Treatments for tachycardia
Treatment depends on the underlying cause and type of tachycardia. Options may include:
- Treating underlying conditions – Correcting causes like anemia, dehydration, fever or hyperthyroidism.
- Medications – Drugs like beta-blockers, calcium channel blockers, or antiarrhythmic meds to control heart rate and rhythm.
- Electrical cardioversion – Applying a controlled electric shock to reset the heart rhythm back to normal.
- Ablation procedures – Using catheters to destroy small areas of heart tissue causing abnormal electrical signals.
- Implantable devices – Inserting a permanent pacemaker or defibrillator for serious arrhythmias.
- Surgery – In rare cases, invasive surgery may be done to remove or correct a problematic section of heart tissue.
Lifestyle changes like avoiding caffeine, alcohol, smoking, and stress reduction techniques may also help manage tachycardia episodes.
When is tachycardia an emergency?
Most cases of tachycardia are not emergencies. However, some types require prompt medical treatment:
- Ventricular tachycardia – A rapid heart rhythm originating in the ventricles puts a person at risk of sudden cardiac arrest.
- Supraventricular tachycardia with hemodynamic compromise – An extremely rapid heart rate that causes low blood pressure, chest pain, shortness of breath or loss of consciousness.
- Newly onset atrial fibrillation with rapid ventricular response – AFib with a dangerously fast and irregular heart rhythm requires urgent treatment to prevent complications.
These types of tachycardia are considered medical emergencies. Call 911 or emergency medical services if tachycardia is accompanied by:
- Chest pain
- Difficulty breathing
- Dizziness or fainting
- Rapid, racing heartbeat
Prompt emergency care is essential to stabilize the heart rhythm and prevent serious consequences.
Preventing tachycardia episodes
For people prone to tachycardia, some tips to help prevent episodes include:
- Avoiding triggers like caffeine, nicotine, recreational drugs, decongestants, and certain medications that can accelerate heart rate
- Staying well hydrated and maintaining optimal electrolyte balance
- Using prescribed medications to manage arrhythmias or control heart rate
- Practicing stress management and relaxation techniques
- Getting adequate sleep and rest
- Engaging in regular moderate exercise while avoiding overexertion
- Following up regularly with a cardiologist
Wearable heart rate monitoring devices can also help alert patients to increases in heart rate.

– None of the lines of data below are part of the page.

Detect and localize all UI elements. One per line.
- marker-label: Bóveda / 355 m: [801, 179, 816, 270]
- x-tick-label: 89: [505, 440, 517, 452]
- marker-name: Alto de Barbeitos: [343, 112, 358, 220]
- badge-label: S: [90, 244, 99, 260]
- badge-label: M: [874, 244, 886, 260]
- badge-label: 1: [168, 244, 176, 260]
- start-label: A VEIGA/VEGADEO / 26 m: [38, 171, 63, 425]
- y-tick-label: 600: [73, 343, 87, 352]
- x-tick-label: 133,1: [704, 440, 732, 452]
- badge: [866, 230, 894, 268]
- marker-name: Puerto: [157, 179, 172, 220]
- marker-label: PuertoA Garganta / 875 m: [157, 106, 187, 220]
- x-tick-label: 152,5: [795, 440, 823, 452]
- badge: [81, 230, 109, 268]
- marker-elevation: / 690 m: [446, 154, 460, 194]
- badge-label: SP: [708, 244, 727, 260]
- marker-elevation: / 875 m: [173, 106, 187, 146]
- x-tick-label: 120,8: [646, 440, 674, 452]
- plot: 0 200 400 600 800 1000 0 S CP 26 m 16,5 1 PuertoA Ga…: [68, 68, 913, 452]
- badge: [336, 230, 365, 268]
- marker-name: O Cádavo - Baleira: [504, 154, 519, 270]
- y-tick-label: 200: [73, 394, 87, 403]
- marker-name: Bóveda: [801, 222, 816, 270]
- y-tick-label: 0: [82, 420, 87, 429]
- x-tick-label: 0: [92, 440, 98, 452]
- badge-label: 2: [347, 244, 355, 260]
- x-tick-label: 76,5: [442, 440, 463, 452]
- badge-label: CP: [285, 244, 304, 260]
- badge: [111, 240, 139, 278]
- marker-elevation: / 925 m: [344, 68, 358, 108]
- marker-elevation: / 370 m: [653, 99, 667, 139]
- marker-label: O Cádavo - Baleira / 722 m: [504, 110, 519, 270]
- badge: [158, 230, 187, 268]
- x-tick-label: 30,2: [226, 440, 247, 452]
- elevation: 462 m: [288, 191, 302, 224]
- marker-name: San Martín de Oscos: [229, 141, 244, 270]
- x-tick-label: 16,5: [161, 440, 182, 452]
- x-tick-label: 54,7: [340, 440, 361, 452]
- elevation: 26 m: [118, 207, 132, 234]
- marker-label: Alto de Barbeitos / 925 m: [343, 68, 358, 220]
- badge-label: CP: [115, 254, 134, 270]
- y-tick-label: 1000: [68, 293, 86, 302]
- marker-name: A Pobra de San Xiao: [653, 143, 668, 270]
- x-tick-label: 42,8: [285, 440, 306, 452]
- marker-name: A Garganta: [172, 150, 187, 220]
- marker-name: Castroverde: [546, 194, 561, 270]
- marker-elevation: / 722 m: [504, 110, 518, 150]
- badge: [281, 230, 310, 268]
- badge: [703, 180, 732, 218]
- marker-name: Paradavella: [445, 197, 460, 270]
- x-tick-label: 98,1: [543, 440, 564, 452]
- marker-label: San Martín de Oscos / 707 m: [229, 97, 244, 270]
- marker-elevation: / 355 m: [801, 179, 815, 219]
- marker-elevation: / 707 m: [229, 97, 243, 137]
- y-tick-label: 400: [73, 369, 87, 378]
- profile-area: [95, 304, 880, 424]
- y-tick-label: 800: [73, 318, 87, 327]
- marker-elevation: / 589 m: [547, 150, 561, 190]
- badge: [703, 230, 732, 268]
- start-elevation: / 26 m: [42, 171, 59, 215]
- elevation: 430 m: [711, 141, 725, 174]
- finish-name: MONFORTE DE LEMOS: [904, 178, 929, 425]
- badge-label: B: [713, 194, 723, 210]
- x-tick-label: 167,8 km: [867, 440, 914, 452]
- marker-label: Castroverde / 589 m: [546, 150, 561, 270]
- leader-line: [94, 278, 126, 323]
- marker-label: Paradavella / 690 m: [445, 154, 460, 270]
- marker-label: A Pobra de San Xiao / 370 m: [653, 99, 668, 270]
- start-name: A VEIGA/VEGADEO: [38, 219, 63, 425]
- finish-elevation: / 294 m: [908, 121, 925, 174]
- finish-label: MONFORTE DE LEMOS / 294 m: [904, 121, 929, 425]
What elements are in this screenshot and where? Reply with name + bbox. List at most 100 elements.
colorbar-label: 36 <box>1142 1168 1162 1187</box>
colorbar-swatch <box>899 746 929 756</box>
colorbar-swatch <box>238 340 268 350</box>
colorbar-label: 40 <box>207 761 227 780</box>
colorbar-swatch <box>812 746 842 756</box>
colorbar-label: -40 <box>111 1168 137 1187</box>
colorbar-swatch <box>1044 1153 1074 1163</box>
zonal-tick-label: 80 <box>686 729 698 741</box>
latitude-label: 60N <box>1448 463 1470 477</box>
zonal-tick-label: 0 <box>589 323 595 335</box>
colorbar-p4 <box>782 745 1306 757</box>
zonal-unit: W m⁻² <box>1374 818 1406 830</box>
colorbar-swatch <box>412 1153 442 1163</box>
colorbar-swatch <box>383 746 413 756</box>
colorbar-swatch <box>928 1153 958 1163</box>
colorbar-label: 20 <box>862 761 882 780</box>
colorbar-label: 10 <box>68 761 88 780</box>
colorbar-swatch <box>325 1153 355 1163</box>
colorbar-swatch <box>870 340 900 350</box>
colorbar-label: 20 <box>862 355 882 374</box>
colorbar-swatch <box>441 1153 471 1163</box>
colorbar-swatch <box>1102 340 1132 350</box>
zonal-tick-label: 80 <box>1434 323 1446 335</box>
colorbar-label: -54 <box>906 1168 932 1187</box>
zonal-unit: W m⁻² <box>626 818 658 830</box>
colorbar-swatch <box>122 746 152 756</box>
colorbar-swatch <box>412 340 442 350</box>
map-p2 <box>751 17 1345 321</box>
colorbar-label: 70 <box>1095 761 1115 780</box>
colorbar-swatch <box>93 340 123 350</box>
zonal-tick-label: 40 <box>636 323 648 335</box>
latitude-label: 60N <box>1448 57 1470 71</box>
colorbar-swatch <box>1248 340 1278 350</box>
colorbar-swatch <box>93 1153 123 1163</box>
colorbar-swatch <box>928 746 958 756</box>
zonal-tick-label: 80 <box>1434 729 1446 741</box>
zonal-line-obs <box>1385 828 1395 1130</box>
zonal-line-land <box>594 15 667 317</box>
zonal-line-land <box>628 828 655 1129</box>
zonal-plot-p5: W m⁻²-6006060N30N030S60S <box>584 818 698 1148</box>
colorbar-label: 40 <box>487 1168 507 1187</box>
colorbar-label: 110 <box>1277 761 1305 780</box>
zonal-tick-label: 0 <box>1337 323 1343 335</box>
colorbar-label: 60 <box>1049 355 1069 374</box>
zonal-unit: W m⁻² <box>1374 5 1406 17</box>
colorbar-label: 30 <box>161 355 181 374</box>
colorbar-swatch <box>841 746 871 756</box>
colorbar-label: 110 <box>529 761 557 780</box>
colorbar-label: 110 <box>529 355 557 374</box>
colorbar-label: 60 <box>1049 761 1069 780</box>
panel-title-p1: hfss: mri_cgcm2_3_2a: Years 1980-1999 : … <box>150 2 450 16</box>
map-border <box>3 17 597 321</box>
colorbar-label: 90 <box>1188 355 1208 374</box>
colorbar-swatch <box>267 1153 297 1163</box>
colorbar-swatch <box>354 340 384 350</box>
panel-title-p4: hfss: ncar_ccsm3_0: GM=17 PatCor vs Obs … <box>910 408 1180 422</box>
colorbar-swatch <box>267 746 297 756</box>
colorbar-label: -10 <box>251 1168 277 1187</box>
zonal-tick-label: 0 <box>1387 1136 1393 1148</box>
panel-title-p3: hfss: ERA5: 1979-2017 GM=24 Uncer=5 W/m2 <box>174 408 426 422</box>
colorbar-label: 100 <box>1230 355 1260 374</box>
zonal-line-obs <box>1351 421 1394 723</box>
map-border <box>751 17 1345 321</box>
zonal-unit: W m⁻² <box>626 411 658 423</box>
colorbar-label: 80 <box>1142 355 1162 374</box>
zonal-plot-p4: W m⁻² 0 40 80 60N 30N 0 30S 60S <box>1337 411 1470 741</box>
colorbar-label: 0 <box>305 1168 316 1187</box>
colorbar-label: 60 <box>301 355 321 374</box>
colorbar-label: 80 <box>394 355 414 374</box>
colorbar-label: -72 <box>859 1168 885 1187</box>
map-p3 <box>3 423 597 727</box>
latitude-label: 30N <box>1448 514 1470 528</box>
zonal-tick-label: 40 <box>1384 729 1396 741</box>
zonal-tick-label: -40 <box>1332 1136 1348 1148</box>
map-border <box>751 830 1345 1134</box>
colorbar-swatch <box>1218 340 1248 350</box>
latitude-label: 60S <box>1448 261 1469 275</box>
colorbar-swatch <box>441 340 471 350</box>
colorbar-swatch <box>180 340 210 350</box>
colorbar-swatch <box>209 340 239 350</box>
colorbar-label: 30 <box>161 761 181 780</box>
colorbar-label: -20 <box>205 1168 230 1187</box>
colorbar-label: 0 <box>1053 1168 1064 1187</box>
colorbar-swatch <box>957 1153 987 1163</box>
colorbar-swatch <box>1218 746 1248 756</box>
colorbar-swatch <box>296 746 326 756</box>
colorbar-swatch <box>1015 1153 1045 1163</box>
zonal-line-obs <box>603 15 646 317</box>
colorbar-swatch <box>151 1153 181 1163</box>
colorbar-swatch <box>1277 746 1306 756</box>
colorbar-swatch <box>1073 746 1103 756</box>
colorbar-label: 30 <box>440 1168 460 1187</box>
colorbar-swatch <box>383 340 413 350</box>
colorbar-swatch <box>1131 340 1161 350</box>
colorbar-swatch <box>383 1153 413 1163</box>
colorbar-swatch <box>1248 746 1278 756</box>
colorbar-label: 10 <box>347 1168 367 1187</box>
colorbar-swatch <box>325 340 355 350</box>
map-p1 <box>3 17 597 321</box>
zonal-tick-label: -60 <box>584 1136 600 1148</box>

Brief episodes of tachycardia are common and often harmless. However, persistent or recurring tachycardia, episodes lasting more than a few minutes, or tachycardia with other symptoms often warrants medical evaluation. The risk of complications rises the longer tachycardia goes untreated. With proper diagnosis and management, most types of tachycardia can be successfully controlled and prevented from causing serious harm.